Well, here, I think that looks pretty good. I really like how it treats Highlights. That was true with film grain or actual film grain, versus digital. It kind of clips Highlights. You have all of a sudden this drastic loss of detail. Before, there was kind of this nice gradation. I like what that did up here in this top part of the image. Press the P key. Here is our before. And then press again. There is after. Another technique that advance retouchers use is they add a little bit of film grain to the skin to kind of smooth it out.
It puts a uniform texture over skin, making it look a little bit more uniform, without making it look smudgy or unnatural. Well here, we can see a couple of those improvements. The skin looks fine, yet one of the downsides of this is this screen has been applied to the eyes and the lips and the nose. I especially don't want it over the eyes. So, here's what we're going to do. We're going to simply click Open Image. This will then open the file up in Photoshop. Next, we'll go back to Adobe Bridge. We can do so by clicking on this icon here.
Then we'll press Command+R or Ctrl+R to open this one up. Let's go to that Effects panel, remove the film grain. All right. Well, now that we've removed that, let's go over here to our Sharpening or Detail panel. I'm going to increase my Sharpening just a bit. Add a little bit more detail under those eyes, and then I'll click Open Image. Now here that I have two images. We can see we have these side by side. What we can do is combine these two together. To do that, press the V key. That will make you select the Move tool. Then click in one of the images, hold on the Shift key and click and drag, and drop that image into the other.
Here I'll press the F key to go to Full Screen View and then Command+Plus to zoom in. Now, once I've zoomed in, you can see that I have one layer, the Background layer, no film grain, top layer, lots of film grain. Well, all that I need to do now is either erase part of this image or create a mask, and limit what's coming through in a particular area of this photo. Now, if you're not familiar with masking, this will be a bit of a stretch, and you may want to watch some of my other movies, where I talk about masking in Photoshop. Yet for here, let's just go ahead and take a look at how this works.
All we'll do here is simply click on the Add Layer Mask icon. Then we'll press the B key. Select our Brush tool. Here we want to paint with black. We'll choose a nice, soft edge brush, no hardness there. As far as the size, we want a pretty small brush, actually, a little bit smaller than that.

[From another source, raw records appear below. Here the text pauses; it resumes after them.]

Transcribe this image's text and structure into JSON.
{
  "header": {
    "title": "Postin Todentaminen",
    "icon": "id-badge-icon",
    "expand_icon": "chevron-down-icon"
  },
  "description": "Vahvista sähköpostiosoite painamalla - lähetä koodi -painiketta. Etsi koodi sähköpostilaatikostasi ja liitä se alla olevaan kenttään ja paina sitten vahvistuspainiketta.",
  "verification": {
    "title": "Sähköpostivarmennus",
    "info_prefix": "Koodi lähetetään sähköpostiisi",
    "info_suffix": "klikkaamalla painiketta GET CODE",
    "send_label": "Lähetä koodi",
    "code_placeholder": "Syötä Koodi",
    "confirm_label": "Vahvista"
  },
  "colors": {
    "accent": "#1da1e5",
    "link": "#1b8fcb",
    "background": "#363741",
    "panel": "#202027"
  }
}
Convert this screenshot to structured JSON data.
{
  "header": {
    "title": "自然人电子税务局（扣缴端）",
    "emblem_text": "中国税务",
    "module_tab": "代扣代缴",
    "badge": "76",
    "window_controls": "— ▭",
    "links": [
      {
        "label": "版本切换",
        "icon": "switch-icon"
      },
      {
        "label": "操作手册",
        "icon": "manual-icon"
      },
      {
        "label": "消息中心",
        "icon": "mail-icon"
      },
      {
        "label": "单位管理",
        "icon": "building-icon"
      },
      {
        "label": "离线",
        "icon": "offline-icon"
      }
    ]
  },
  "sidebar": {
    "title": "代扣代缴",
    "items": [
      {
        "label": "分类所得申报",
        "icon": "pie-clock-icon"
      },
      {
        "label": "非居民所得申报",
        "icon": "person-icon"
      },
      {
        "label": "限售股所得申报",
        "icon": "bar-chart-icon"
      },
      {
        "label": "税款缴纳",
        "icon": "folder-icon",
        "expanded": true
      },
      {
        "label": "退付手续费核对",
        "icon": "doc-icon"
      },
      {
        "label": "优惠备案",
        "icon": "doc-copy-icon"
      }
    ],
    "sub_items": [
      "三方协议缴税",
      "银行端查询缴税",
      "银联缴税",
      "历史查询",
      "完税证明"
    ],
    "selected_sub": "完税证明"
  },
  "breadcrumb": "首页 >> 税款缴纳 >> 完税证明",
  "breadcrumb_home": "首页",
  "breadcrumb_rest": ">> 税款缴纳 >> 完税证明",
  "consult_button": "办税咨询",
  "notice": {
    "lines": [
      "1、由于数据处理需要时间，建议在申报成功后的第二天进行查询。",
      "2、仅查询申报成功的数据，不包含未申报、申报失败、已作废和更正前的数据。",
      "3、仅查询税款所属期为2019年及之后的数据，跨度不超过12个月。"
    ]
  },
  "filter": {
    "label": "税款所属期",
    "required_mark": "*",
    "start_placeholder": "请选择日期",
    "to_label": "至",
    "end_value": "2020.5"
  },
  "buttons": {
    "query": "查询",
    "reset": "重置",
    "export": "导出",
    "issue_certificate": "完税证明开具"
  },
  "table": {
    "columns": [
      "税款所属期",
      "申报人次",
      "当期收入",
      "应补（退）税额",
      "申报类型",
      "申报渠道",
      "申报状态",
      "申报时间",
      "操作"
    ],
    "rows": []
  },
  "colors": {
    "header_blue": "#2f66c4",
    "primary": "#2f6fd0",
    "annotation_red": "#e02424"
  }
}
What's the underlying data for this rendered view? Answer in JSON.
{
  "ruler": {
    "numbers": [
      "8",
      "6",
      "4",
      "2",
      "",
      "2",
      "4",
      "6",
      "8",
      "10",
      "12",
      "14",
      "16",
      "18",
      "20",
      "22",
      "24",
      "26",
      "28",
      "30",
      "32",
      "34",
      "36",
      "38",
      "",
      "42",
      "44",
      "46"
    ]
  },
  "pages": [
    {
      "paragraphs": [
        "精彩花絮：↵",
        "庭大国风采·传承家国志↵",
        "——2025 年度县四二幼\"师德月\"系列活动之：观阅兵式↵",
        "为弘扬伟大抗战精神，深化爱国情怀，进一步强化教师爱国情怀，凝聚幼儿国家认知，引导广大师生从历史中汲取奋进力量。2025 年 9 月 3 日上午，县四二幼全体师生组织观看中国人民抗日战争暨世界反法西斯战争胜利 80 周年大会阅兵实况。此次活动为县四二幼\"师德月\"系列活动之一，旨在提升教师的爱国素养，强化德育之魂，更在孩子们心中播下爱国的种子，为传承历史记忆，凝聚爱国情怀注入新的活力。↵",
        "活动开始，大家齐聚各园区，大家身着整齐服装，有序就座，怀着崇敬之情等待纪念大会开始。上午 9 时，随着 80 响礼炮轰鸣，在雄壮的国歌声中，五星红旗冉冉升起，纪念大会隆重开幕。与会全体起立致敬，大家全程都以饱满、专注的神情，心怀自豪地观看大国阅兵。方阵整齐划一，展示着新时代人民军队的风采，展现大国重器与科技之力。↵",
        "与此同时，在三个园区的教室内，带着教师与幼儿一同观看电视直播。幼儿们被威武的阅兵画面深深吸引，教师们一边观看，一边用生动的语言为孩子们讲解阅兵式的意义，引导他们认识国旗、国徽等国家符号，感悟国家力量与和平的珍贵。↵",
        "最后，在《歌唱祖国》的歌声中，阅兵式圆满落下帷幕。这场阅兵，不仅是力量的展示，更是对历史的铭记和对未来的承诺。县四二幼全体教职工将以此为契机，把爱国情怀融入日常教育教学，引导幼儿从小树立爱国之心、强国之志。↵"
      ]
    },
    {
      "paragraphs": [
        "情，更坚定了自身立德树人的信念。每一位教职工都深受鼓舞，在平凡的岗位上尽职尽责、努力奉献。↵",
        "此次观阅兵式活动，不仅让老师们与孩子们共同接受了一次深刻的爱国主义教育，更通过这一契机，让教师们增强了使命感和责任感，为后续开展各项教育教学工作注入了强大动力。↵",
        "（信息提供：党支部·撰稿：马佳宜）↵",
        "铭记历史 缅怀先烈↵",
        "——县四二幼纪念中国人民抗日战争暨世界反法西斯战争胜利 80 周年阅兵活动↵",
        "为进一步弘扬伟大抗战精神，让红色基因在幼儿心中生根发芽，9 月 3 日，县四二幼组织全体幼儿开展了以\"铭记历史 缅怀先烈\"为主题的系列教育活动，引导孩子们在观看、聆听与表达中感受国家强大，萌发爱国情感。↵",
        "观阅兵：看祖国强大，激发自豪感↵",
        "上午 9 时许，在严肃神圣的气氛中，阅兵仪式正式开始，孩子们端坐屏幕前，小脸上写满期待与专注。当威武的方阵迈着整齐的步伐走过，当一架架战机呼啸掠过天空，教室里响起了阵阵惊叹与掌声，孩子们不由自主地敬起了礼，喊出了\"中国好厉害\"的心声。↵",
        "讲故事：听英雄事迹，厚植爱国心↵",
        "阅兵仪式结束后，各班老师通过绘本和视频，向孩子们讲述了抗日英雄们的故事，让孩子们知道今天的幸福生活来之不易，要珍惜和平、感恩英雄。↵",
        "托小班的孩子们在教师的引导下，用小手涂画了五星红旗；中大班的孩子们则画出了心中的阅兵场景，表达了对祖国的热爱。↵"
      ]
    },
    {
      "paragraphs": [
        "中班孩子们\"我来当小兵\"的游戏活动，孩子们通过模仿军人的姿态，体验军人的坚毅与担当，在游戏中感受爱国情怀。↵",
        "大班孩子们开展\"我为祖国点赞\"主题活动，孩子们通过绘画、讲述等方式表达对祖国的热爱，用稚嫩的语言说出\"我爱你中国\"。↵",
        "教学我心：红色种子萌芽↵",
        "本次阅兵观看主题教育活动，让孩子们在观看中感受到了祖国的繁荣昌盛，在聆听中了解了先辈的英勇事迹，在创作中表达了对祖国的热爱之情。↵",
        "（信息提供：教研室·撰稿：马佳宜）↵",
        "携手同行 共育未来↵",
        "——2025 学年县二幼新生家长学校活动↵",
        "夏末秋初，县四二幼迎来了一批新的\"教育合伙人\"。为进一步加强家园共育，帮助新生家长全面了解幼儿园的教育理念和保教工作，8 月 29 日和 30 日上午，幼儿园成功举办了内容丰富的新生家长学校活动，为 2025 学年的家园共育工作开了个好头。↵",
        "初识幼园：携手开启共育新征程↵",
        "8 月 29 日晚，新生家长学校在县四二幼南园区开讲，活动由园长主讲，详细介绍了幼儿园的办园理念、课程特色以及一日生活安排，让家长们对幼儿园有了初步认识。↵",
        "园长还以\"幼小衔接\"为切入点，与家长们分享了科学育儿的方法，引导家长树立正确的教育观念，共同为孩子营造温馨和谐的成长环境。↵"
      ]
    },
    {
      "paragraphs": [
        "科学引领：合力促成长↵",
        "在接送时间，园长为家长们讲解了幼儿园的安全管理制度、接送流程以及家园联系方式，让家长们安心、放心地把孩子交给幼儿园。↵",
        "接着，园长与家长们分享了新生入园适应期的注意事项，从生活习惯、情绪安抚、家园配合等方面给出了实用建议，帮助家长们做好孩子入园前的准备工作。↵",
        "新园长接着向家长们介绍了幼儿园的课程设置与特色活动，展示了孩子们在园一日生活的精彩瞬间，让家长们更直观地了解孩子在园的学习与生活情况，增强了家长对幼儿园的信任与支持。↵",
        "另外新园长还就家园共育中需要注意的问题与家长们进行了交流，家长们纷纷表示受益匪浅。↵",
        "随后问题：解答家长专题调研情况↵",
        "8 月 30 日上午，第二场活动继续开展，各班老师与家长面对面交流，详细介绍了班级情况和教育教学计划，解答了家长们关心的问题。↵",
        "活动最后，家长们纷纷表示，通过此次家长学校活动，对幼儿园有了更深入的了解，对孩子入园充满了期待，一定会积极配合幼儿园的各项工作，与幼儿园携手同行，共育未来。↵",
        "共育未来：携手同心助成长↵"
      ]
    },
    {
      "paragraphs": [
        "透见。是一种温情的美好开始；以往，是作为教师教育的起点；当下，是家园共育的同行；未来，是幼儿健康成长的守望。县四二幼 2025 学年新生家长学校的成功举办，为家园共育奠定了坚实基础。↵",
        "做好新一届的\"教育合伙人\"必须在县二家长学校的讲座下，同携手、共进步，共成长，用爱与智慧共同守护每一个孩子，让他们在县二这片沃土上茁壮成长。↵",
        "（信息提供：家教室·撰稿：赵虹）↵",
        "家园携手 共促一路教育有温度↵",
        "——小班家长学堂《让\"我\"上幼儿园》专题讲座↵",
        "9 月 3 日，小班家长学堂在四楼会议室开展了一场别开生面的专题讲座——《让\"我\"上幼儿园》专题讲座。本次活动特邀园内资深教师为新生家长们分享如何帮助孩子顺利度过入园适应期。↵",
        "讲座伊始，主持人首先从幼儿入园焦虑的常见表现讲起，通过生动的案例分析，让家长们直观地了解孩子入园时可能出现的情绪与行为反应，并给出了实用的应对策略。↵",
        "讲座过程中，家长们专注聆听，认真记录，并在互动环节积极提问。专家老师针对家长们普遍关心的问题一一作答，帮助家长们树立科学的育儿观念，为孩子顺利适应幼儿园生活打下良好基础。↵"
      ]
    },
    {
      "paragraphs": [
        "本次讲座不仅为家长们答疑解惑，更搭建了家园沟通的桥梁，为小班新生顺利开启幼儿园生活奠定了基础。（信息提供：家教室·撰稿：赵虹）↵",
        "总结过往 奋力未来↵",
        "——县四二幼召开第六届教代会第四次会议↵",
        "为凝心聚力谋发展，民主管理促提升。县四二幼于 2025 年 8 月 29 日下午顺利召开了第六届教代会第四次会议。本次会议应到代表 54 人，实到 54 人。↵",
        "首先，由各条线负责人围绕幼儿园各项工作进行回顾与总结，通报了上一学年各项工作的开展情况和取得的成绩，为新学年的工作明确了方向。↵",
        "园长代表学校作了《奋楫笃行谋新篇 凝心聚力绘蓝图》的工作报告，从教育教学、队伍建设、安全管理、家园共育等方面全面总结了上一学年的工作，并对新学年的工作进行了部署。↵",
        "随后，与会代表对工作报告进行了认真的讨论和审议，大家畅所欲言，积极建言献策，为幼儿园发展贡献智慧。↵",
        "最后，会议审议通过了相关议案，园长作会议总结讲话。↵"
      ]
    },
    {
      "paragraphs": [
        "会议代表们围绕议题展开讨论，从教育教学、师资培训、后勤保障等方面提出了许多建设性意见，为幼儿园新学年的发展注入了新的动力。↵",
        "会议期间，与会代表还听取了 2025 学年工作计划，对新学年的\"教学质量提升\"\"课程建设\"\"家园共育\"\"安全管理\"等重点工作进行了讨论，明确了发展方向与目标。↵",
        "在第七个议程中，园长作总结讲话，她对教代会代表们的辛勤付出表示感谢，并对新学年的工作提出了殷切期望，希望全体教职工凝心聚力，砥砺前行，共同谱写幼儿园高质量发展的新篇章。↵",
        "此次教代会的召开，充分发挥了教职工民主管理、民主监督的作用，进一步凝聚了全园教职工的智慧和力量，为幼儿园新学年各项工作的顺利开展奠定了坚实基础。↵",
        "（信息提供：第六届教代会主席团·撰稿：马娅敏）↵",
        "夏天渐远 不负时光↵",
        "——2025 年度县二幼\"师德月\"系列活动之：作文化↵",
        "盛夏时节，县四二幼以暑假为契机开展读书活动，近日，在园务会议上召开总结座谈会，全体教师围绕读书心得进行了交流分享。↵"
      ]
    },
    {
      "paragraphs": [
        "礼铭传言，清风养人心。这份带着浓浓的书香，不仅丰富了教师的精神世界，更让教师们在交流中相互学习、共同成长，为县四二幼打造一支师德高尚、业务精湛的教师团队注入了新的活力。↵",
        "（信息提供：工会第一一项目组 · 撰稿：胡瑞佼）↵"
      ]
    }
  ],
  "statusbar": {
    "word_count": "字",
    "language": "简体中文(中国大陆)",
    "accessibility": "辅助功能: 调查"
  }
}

The Opacity, it's nice to start with a low Opacity, so that you can kind of build this effect up. Here, I'm just painting in a few brush strokes over these eyes. As I do this, it's going to be a pretty subtle, little effect, that's kind of nice to start to bring this down a bit.
Let's zoom in even further, so you can see how we've done here. If we Shift+Click this layer, we'll see the before and after. Here we have before and then after. If we turn off the underlying layer visibility, we'll see that what we've done here is just said, "Hey, limit this area. Don't allow the film grain to be visible." We've done that by creating a mask. Then we can go ahead and click on that Background layer. We can see now that we have the film grain applied, but not into certain areas of the photograph. The other nice thing about this is we can experiment with a number of different techniques here, one, simply lowering the Opacity, and finding the sweet spot for the grain.
This was a little bit too intense, but now, before and then after. That actually looks really good. Zoom out a little bit, and you can see before and after. It's a really nice, subtle amount of film grain. I'm loving that look! Maybe hard to see here in this movie, but at least on my monitor, it's looking really nice. We can also do some other things. If we feel it getting really creative, sometimes, we can crank this up and then take this to a Blend mode of say Soft Light. Now when we go to that Blend mode of Soft Light, it will increase the Contrast and whatnot. But we can always lower the Opacity here and do some of our other Photoshop tricks, or do some advance blending, or whatnot.
Well, that's a little bit outside of the scope of what we're talking about here today. So, I'll just leave this on Normal. I'm going to simply lower the Opacity and just take that down. The other thing I might want to do is add a bit of a Feather to my mask edge. That will just soften the transition area. Now, here at this juncture, we've successfully used Adobe Camera Raw to add some film grain. Then we combined that with some of our Photoshop skills, in order to create an image, which looks even better.